GFLOPs of intel xeon e5 2609

I am working on an intel xeon e5 2609 machine of 8 CPUs , how to know the gflops of my CPUs ? I want to compare the gflops of it with gflops of tesla c2070.

Thanks a lot

Xeon E5 2609 is a Sandybridge-class CPU which can execute one AVX multiply plus one AVX add per cycle. An AVX SIMD operation comprises four double-precision or eight single-precision lanes. Therefore, when running AVX code, the theoretical maximum floating-point throughput is 4 [cores] * 2.4e9 [Hz] * (4+4) [floating-point ops] = 76.8 double-precision GFLOPS. Single-precision performance is twice that, namely 153.6 GFLOPS.

Since you have an eight-processor machine, the combined theoretical throughput of all eight CPUs is therefore 614.4 double-precision GFLOPS, 1.228 single-precision TFLOPS. By comparisonn, the theoretical throughput of the C2070 is 515 double-precision GFLOPS, 1.03 single-precision TFLOPS, or about 84% of the combined CPUs.

8 xeon e5 2609 at $300 per CPU= $2,400 for 1,228 single precision GFLOPS

A single $550 EVGA GTX 980 clocks in at about 5,400 single GFLOPS.

cost per GFLOP for CPU set = $0.51

cost per GFLOP for GPU = $0.102

Also the memory bandwidth difference between a CPU and a current GPU (the tesla C2070 is at least 4 years old) is between 5-15, so that should be considered in any valid comparison.

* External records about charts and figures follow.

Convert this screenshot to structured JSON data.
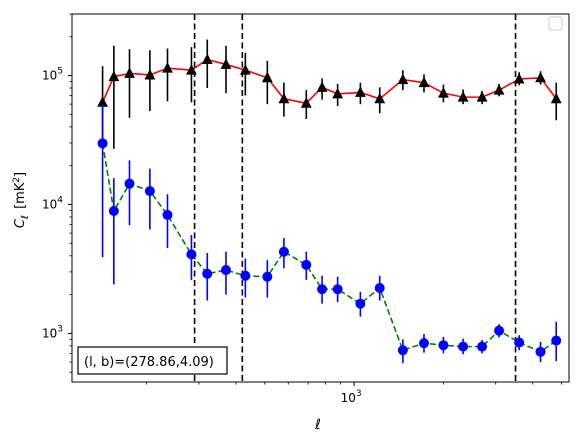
{
  "chart_data": {
    "type": "scatter",
    "title": "",
    "xlabel": "ℓ",
    "ylabel_main": "C",
    "ylabel_sub": "ℓ",
    "ylabel_units": "[mK",
    "ylabel_units_sup": "2",
    "ylabel_units_close": "]",
    "x_scale": "log",
    "y_scale": "log",
    "xlim": [
      112,
      5300
    ],
    "ylim": [
      420,
      300000
    ],
    "x_ticks": [
      {
        "value": 1000,
        "base": "10",
        "exp": "3"
      }
    ],
    "y_ticks": [
      {
        "value": 1000,
        "base": "10",
        "exp": "3"
      },
      {
        "value": 10000,
        "base": "10",
        "exp": "4"
      },
      {
        "value": 100000,
        "base": "10",
        "exp": "5"
      }
    ],
    "grid": false,
    "legend": "top-right, empty",
    "vlines": [
      290,
      420,
      3500
    ],
    "annotation": "(l, b)=(278.86,4.09)",
    "series": [
      {
        "line_color": "#ff0000",
        "marker_color": "#000000",
        "marker": "triangle",
        "linestyle": "solid",
        "points": [
          {
            "x": 142,
            "y": 62000,
            "lo": 32000,
            "hi": 118000
          },
          {
            "x": 155,
            "y": 98000,
            "lo": 27000,
            "hi": 170000
          },
          {
            "x": 175,
            "y": 104000,
            "lo": 47000,
            "hi": 160000
          },
          {
            "x": 205,
            "y": 101000,
            "lo": 53000,
            "hi": 157000
          },
          {
            "x": 235,
            "y": 114000,
            "lo": 63000,
            "hi": 162000
          },
          {
            "x": 283,
            "y": 110000,
            "lo": 62000,
            "hi": 166000
          },
          {
            "x": 320,
            "y": 133000,
            "lo": 80000,
            "hi": 190000
          },
          {
            "x": 370,
            "y": 122000,
            "lo": 73000,
            "hi": 170000
          },
          {
            "x": 430,
            "y": 110000,
            "lo": 70000,
            "hi": 150000
          },
          {
            "x": 510,
            "y": 96000,
            "lo": 60000,
            "hi": 130000
          },
          {
            "x": 580,
            "y": 66000,
            "lo": 48000,
            "hi": 88000
          },
          {
            "x": 690,
            "y": 61000,
            "lo": 46000,
            "hi": 77000
          },
          {
            "x": 780,
            "y": 81000,
            "lo": 65000,
            "hi": 95000
          },
          {
            "x": 880,
            "y": 72000,
            "lo": 58000,
            "hi": 86000
          },
          {
            "x": 1050,
            "y": 74000,
            "lo": 60000,
            "hi": 88000
          },
          {
            "x": 1220,
            "y": 66000,
            "lo": 51000,
            "hi": 81000
          },
          {
            "x": 1460,
            "y": 93000,
            "lo": 77000,
            "hi": 110000
          },
          {
            "x": 1720,
            "y": 88000,
            "lo": 74000,
            "hi": 102000
          },
          {
            "x": 2000,
            "y": 73000,
            "lo": 62000,
            "hi": 85000
          },
          {
            "x": 2330,
            "y": 68000,
            "lo": 60000,
            "hi": 78000
          },
          {
            "x": 2700,
            "y": 68000,
            "lo": 60000,
            "hi": 76000
          },
          {
            "x": 3080,
            "y": 77000,
            "lo": 69000,
            "hi": 86000
          },
          {
            "x": 3600,
            "y": 94000,
            "lo": 84000,
            "hi": 106000
          },
          {
            "x": 4250,
            "y": 96000,
            "lo": 85000,
            "hi": 108000
          },
          {
            "x": 4800,
            "y": 66000,
            "lo": 45000,
            "hi": 88000
          }
        ]
      },
      {
        "line_color": "#008000",
        "marker_color": "#0000ff",
        "marker": "circle",
        "linestyle": "dashed",
        "points": [
          {
            "x": 142,
            "y": 29800,
            "lo": 3900,
            "hi": 60000
          },
          {
            "x": 155,
            "y": 8900,
            "lo": 2400,
            "hi": 16000
          },
          {
            "x": 175,
            "y": 14500,
            "lo": 6900,
            "hi": 22000
          },
          {
            "x": 205,
            "y": 12700,
            "lo": 6400,
            "hi": 19000
          },
          {
            "x": 235,
            "y": 8300,
            "lo": 4600,
            "hi": 12000
          },
          {
            "x": 283,
            "y": 4100,
            "lo": 2600,
            "hi": 5800
          },
          {
            "x": 320,
            "y": 2900,
            "lo": 1800,
            "hi": 4200
          },
          {
            "x": 370,
            "y": 3100,
            "lo": 2000,
            "hi": 4300
          },
          {
            "x": 430,
            "y": 2800,
            "lo": 1900,
            "hi": 3800
          },
          {
            "x": 510,
            "y": 2750,
            "lo": 1900,
            "hi": 3700
          },
          {
            "x": 580,
            "y": 4300,
            "lo": 3200,
            "hi": 5500
          },
          {
            "x": 690,
            "y": 3400,
            "lo": 2600,
            "hi": 4300
          },
          {
            "x": 780,
            "y": 2200,
            "lo": 1700,
            "hi": 2800
          },
          {
            "x": 880,
            "y": 2200,
            "lo": 1750,
            "hi": 2750
          },
          {
            "x": 1050,
            "y": 1700,
            "lo": 1350,
            "hi": 2100
          },
          {
            "x": 1220,
            "y": 2250,
            "lo": 1800,
            "hi": 2800
          },
          {
            "x": 1460,
            "y": 740,
            "lo": 590,
            "hi": 900
          },
          {
            "x": 1720,
            "y": 840,
            "lo": 710,
            "hi": 990
          },
          {
            "x": 2000,
            "y": 810,
            "lo": 700,
            "hi": 940
          },
          {
            "x": 2330,
            "y": 790,
            "lo": 690,
            "hi": 910
          },
          {
            "x": 2700,
            "y": 790,
            "lo": 700,
            "hi": 890
          },
          {
            "x": 3080,
            "y": 1050,
            "lo": 930,
            "hi": 1180
          },
          {
            "x": 3600,
            "y": 850,
            "lo": 740,
            "hi": 970
          },
          {
            "x": 4250,
            "y": 720,
            "lo": 600,
            "hi": 860
          },
          {
            "x": 4800,
            "y": 880,
            "lo": 610,
            "hi": 1230
          }
        ]
      }
    ]
  }
}
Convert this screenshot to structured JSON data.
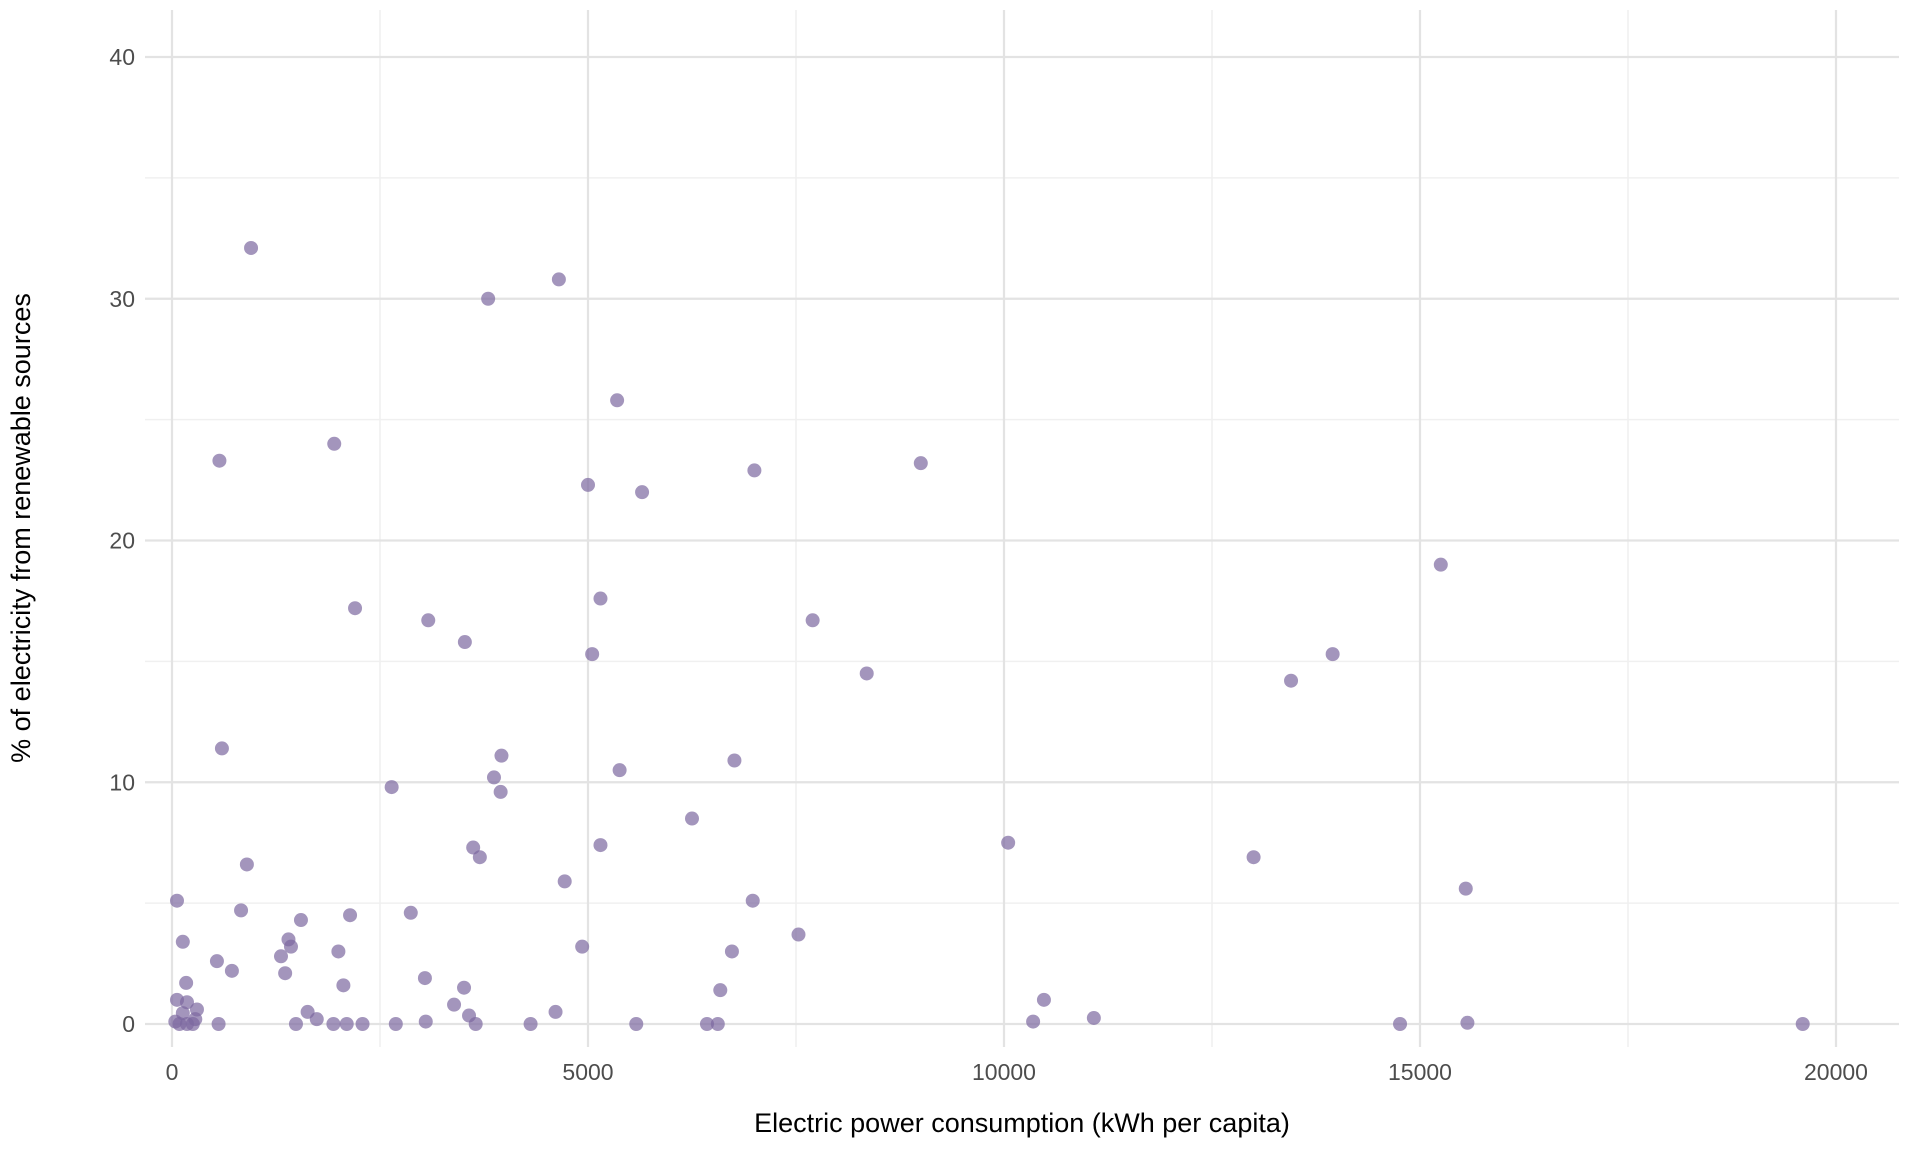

Does this calculation of CPU GFLOPS imply on a single threaded written program ? Or it has to be AVX activated somehow?

Since my computation includes the contributions from all CPUs and all cores within each CPU it quite obviously does not pertain to single-thread execution. Since I assumed usage of all AVX lanes, it obviously also does not pertain to scalar execution. Utilizing the full floating-point performance of your system requires multi-threaded, SIMDized computation: 32 threads, each using 4-way or 8-way SIMD computation.

Note that threading and SIMD parallelization are two forms of parallelism (namly thread paralellism and data parallelism) that are orthogonal to each other: One can write an application that is multi-threaded, but where each thread only performs scalar computation using a single AVX lane. Likewise one can write a single-threaded application that uses SIMDized code using all AVX lanes.